Kelpies VS Border Collies
For the last few weeks we’ve been looking after some lovely border collies!
I’ve been enjoying observing the difference between these border collies and my two kelpies.
I’ve loved kelpies since McLeod’s Daughters aired on TV in 2001 (actually, if I’m honest, McLeod’s Daughters has a lot to answer for). I’ve loved the kelpies style of work, their eagerness to please, their loyalty, their intelligence and, of course, they’re absolutely gorgeous (every single one of them)!
Pepsi and Noisy are both fairly chilled out kelpies. They don’t work. Not because they don’t have the working instinct but because I don’t have a nice big property with sheep and cows (much to my own disgust).
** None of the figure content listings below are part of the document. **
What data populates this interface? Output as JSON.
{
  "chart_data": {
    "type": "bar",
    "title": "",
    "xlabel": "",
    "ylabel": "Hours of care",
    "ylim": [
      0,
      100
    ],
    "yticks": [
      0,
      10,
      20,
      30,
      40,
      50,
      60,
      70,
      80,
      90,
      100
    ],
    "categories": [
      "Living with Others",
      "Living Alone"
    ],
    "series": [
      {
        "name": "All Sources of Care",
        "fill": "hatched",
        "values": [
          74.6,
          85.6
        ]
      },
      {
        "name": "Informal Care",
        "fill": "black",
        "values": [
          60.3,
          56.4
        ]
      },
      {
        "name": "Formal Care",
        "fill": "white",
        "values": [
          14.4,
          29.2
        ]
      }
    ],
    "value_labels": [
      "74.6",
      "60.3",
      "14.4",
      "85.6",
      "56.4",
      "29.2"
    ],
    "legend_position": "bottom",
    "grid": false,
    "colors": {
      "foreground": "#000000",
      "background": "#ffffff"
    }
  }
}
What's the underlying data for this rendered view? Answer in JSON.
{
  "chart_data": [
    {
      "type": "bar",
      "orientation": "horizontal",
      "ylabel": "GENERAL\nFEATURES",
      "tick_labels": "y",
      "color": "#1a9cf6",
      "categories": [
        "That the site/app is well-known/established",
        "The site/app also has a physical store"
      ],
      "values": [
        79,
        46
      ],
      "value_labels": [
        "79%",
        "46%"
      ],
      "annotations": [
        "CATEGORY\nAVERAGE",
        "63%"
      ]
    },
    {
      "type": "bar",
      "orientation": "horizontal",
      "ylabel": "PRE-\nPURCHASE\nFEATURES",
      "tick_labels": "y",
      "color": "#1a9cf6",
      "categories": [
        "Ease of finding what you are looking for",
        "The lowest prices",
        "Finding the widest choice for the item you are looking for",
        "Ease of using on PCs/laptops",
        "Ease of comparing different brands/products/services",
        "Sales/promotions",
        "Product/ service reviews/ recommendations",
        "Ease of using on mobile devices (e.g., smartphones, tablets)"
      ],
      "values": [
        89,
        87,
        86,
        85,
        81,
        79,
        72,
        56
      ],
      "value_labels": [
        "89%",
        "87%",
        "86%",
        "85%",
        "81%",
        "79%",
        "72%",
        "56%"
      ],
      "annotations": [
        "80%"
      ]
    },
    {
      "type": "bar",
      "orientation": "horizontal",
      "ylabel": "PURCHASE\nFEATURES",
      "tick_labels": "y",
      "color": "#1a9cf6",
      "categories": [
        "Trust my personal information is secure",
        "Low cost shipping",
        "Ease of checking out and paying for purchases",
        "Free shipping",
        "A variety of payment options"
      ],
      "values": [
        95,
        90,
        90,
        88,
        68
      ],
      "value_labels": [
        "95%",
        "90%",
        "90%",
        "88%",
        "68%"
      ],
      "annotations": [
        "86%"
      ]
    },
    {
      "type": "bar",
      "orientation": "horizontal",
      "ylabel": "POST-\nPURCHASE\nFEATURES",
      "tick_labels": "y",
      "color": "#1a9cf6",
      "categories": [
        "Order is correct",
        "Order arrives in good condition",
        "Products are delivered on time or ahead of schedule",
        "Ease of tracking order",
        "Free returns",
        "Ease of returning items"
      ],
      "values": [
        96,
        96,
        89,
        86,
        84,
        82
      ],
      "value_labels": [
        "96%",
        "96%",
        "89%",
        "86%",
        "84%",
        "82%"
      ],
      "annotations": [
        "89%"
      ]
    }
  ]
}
P actually spent her first one and a half years on a dairy farm on King Island. However her previous owners didn’t fully understand the mind of a working dog and chose to use physical abuse to train her (P’s full story will need another blog, so I won’t go into great detail here). Despite her rough start P understands the basic commands for working, I just needed to retrain her so that she didn’t expect a belting with each command. She does have a tendency to think she knows better than me though, occasionally going in the opposite direction that I have asked her to go (and only once or twice has she proven me wrong). P also has the tendency to prefer to round up anything on wheels rather than legs and loves barking and carrying on (sometimes I think I called the wrong dog Noisy).
Noisy, however, hasn’t had a lot of exposure to working, other than trying to work Pepsi every day. She’s attempted to work the odd chook (which aren’t all that easy for a pup just starting out), she’s tried to round up Indian Runner ducks (which are much easier and perfect for starting dogs on), has had a few attempts on sheep and has pushed some cows up once. N just doesn’t quite have the confidence yet and I don’t have the resources or the knowledge to bring her confidence up (which is something I aim to work on).
When it comes to playing with balls or sticks though, P and N are completely focused on the object being thrown. P attempts to round the object up, casting right around it and rarely actually getting it because N has done a beeline straight for it and, more often than not, has caught it in the air. If P does get it, she will parade around with it in her mouth, attempting to bark and yap, until I ask her to bring it to me. Then she will drop it, wherever she happens to be at the time, and will proceed to bark at me as if to tell me to come get it myself. I can always rely on N to bring it back though.
The three border collies we’ve had the pleasure of looking after are completely different. They all seem completely focused on the other dogs rather than the object that is being thrown. And they can’t relax!
P and N know when it’s play time and when it’s relax time. If I’m inside they are on the verandah, on their beds, sleeping. But these border collies can’t sit still. They’re not happy outside, they’re not happy inside. They always have to be doing something. Like a kid with ADHD.
Maybe I just have it easy with my dogs. Either way, I am definitely a kelpie lover and am very grateful that P and N are so easygoing.